In this question, what would it mean that X is an uniform r.v.? I think I have to show the measurability condition and partial averaging condition somehow, but I do not know how to start. Any help would be much appreciated!
To do this question, you need to start with the basics.
Your probability space is $[0,1]$ with the Lebesgue (or Borel) measure. The random variable $X$ is uniform, in the sense that $X(\omega) = \omega$ for all $\omega \in [0,1]$. This is obviously Borel measurable.
Now, you have $F_n$. The key thing to realize about $F_n$ is that it in fact has finitely many sets. The way to see this is that the sets $[\frac i{2^n}, \frac{i+1}{2^n})$ , along with the singleton $\{1\}$ , are disjoint and their union is $[0,1]$. So, $F_n$ is the sigma algebra generated by a finite partition of $[0,1]$. I leave you to see that $F_n$ has only finitely many sets.

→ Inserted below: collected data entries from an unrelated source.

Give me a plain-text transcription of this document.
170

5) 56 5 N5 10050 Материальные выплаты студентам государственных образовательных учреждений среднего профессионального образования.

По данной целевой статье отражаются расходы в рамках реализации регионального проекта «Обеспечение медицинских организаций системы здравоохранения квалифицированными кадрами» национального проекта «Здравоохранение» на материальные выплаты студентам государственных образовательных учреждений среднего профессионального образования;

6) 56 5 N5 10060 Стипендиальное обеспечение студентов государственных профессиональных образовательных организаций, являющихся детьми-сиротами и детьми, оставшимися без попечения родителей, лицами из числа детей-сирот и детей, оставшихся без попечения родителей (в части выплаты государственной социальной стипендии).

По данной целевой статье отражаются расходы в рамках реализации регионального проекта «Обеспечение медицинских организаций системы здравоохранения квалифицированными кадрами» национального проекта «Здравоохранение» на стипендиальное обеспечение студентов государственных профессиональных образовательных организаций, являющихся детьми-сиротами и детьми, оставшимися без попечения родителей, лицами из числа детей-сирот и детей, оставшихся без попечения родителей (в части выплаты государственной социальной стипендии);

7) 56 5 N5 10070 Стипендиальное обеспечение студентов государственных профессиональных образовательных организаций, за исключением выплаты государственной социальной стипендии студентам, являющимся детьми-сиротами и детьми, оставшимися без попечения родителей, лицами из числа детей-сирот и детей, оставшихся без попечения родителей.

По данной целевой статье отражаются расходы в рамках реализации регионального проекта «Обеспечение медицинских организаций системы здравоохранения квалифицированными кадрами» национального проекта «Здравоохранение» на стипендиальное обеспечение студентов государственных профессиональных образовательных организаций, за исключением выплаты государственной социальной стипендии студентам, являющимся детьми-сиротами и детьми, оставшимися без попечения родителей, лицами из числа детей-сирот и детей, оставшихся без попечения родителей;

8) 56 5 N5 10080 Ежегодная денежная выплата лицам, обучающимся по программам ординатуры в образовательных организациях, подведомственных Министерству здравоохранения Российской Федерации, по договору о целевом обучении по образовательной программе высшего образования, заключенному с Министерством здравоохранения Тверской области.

Suppose you do not see the above : no problem. We want to find out when a function is $F_n$ measurable. Let $g : [0,1] \to \mathbb R$ be $F_n$ measurable. Let $y \in [0,1)$. By definition, $g^{-1}(\{g(y)\})$ is a set that must belong in $F_n$. Therefore, it must, in particular, contain $[\frac i{2^n}, \frac {i+1}{2^n})$, where $i$ is the unique such index that $y$ belongs to this set.
In particular, $g$ is constant on on each $[\frac i{2^n} , \frac {i+1}{2^n})$.

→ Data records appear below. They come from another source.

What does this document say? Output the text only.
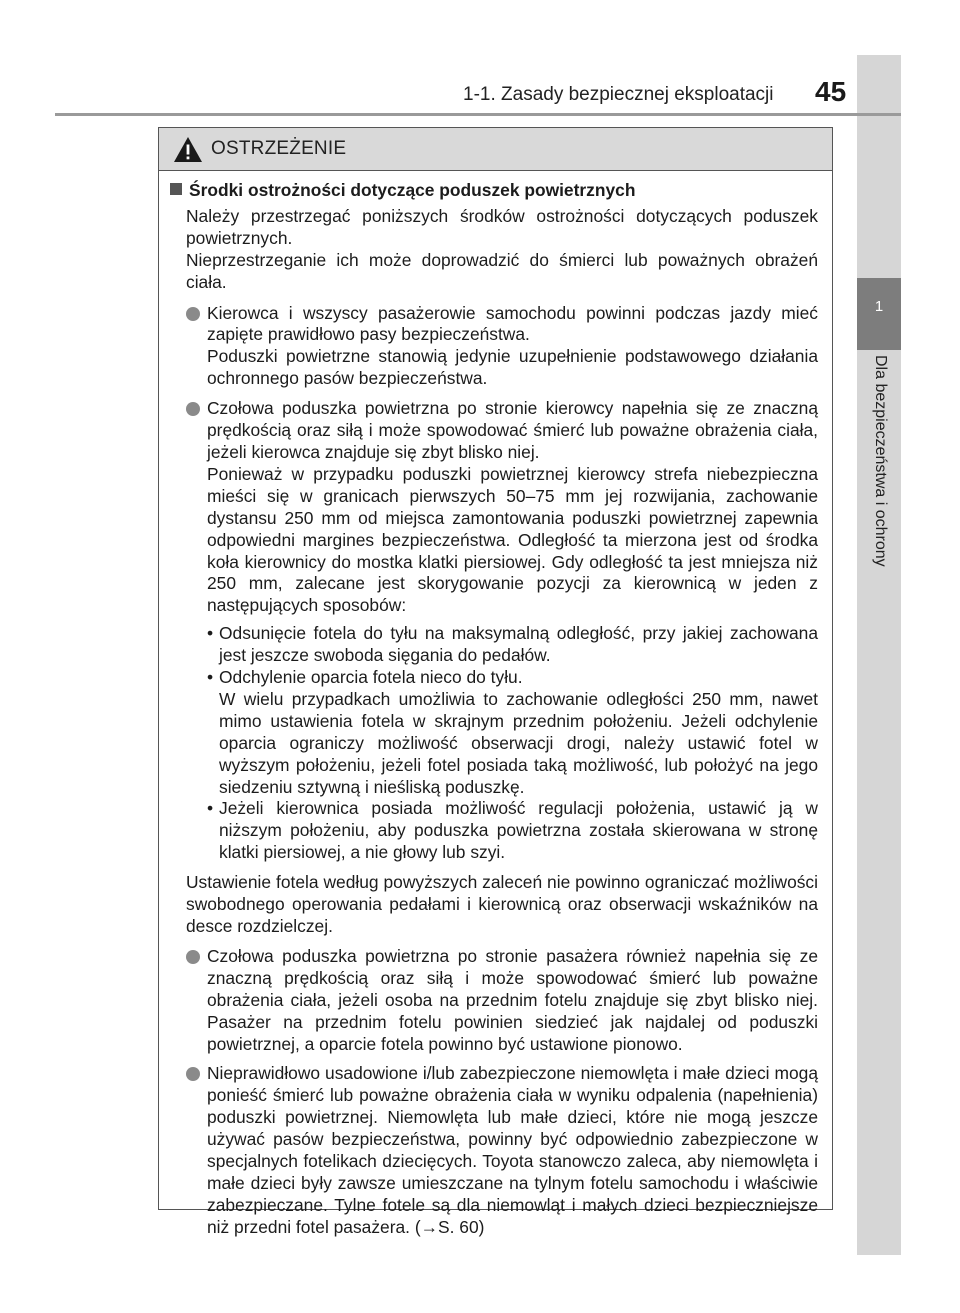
1
Dla bezpieczeństwa i ochrony
1-1. Zasady bezpiecznej eksploatacji 45
OSTRZEŻENIE
Środki ostrożności dotyczące poduszek powietrznych

Należy przestrzegać poniższych środków ostrożności dotyczących poduszek powietrznych.

Nieprzestrzeganie ich może doprowadzić do śmierci lub poważnych obrażeń ciała.

Kierowca i wszyscy pasażerowie samochodu powinni podczas jazdy mieć zapięte prawidłowo pasy bezpieczeństwa.

Poduszki powietrzne stanowią jedynie uzupełnienie podstawowego działania ochronnego pasów bezpieczeństwa.

Czołowa poduszka powietrzna po stronie kierowcy napełnia się ze znaczną prędkością oraz siłą i może spowodować śmierć lub poważne obrażenia ciała, jeżeli kierowca znajduje się zbyt blisko niej.

Ponieważ w przypadku poduszki powietrznej kierowcy strefa niebezpieczna mieści się w granicach pierwszych 50–75 mm jej rozwijania, zachowanie dystansu 250 mm od miejsca zamontowania poduszki powietrznej zapewnia odpowiedni margines bezpieczeństwa. Odległość ta mierzona jest od środka koła kierownicy do mostka klatki piersiowej. Gdy odległość ta jest mniejsza niż 250 mm, zalecane jest skorygowanie pozycji za kierownicą w jeden z następujących sposobów:

• Odsunięcie fotela do tyłu na maksymalną odległość, przy jakiej zachowana jest jeszcze swoboda sięgania do pedałów.

• Odchylenie oparcia fotela nieco do tyłu.

W wielu przypadkach umożliwia to zachowanie odległości 250 mm, nawet mimo ustawienia fotela w skrajnym przednim położeniu. Jeżeli odchylenie oparcia ograniczy możliwość obserwacji drogi, należy ustawić fotel w wyższym położeniu, jeżeli fotel posiada taką możliwość, lub położyć na jego siedzeniu sztywną i nieśliską poduszkę.

• Jeżeli kierownica posiada możliwość regulacji położenia, ustawić ją w niższym położeniu, aby poduszka powietrzna została skierowana w stronę klatki piersiowej, a nie głowy lub szyi.

Ustawienie fotela według powyższych zaleceń nie powinno ograniczać możliwości swobodnego operowania pedałami i kierownicą oraz obserwacji wskaźników na desce rozdzielczej.

Czołowa poduszka powietrzna po stronie pasażera również napełnia się ze znaczną prędkością oraz siłą i może spowodować śmierć lub poważne obrażenia ciała, jeżeli osoba na przednim fotelu znajduje się zbyt blisko niej. Pasażer na przednim fotelu powinien siedzieć jak najdalej od poduszki powietrznej, a oparcie fotela powinno być ustawione pionowo.

Nieprawidłowo usadowione i/lub zabezpieczone niemowlęta i małe dzieci mogą ponieść śmierć lub poważne obrażenia ciała w wyniku odpalenia (napełnienia) poduszki powietrznej. Niemowlęta lub małe dzieci, które nie mogą jeszcze używać pasów bezpieczeństwa, powinny być odpowiednio zabezpieczone w specjalnych fotelikach dziecięcych. Toyota stanowczo zaleca, aby niemowlęta i małe dzieci były zawsze umieszczane na tylnym fotelu samochodu i właściwie zabezpieczane. Tylne fotele są dla niemowląt i małych dzieci bezpieczniejsze niż przedni fotel pasażera. (→S. 60)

You can show the converse as well : if $g$ is a function that is constant on each of these intervals then $g$ is $F_n$ measurable!
Now, the other condition is that $E[1_AE[X|F_n]] = E[1_AX]$. By monotone class theorem , it is sufficient to check that this holds for $A = [\frac i{2^n}, \frac{i+1}{2^n})$.

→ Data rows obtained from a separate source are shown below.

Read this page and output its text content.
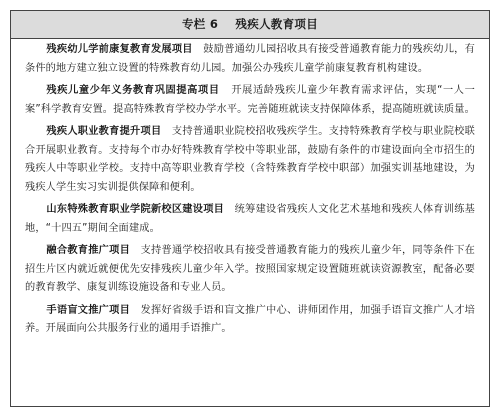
专栏 6 残疾人教育项目

残疾幼儿学前康复教育发展项目 鼓励普通幼儿园招收具有接受普通教育能力的残疾幼儿，有条件的地方建立独立设置的特殊教育幼儿园。加强公办残疾儿童学前康复教育机构建设。

残疾儿童少年义务教育巩固提高项目 开展适龄残疾儿童少年教育需求评估，实现“一人一案”科学教育安置。提高特殊教育学校办学水平。完善随班就读支持保障体系，提高随班就读质量。

残疾人职业教育提升项目 支持普通职业院校招收残疾学生。支持特殊教育学校与职业院校联合开展职业教育。支持每个市办好特殊教育学校中等职业部，鼓励有条件的市建设面向全市招生的残疾人中等职业学校。支持中高等职业教育学校（含特殊教育学校中职部）加强实训基地建设，为残疾人学生实习实训提供保障和便利。

山东特殊教育职业学院新校区建设项目 统筹建设省残疾人文化艺术基地和残疾人体育训练基地，“十四五”期间全面建成。

融合教育推广项目 支持普通学校招收具有接受普通教育能力的残疾儿童少年，同等条件下在招生片区内就近就便优先安排残疾儿童少年入学。按照国家规定设置随班就读资源教室，配备必要的教育教学、康复训练设施设备和专业人员。

手语盲文推广项目 发挥好省级手语和盲文推广中心、讲师团作用，加强手语盲文推广人才培养。开展面向公共服务行业的通用手语推广。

Now, $E[X|F_n]$ is $F_n$ measurable, so it is a constant $C_i$ on any such interval (constant could depend on $i$). The RHS for any such interval is $\frac {2i+1}{2^{n+1}}$ (the midpoint of $A$, easily calculated from the definition of $E[1_AX] = \int_A X$), while in the LHS, the constant $C_i$ comes out to become $C_iP(A)= C_i \frac 1{2^n}$. Thus, $C_i = \frac{2i+1}{2}$.
Finally, the answer is that the conditional expectation takes the value $C_i$ on the interval $[\frac{i}{2^n}, \frac{i+1}{2^n})$. Note that $\{1\}$ is a set of measure zero, so it does not matter what value is taken here.
Note that $E[f | F_n]$ for any integrable function $f$, is then equal to $\frac 1{2^n} \sum f(C_i)$, because the conditional expectation is a step function, so you can just use that definition and get through.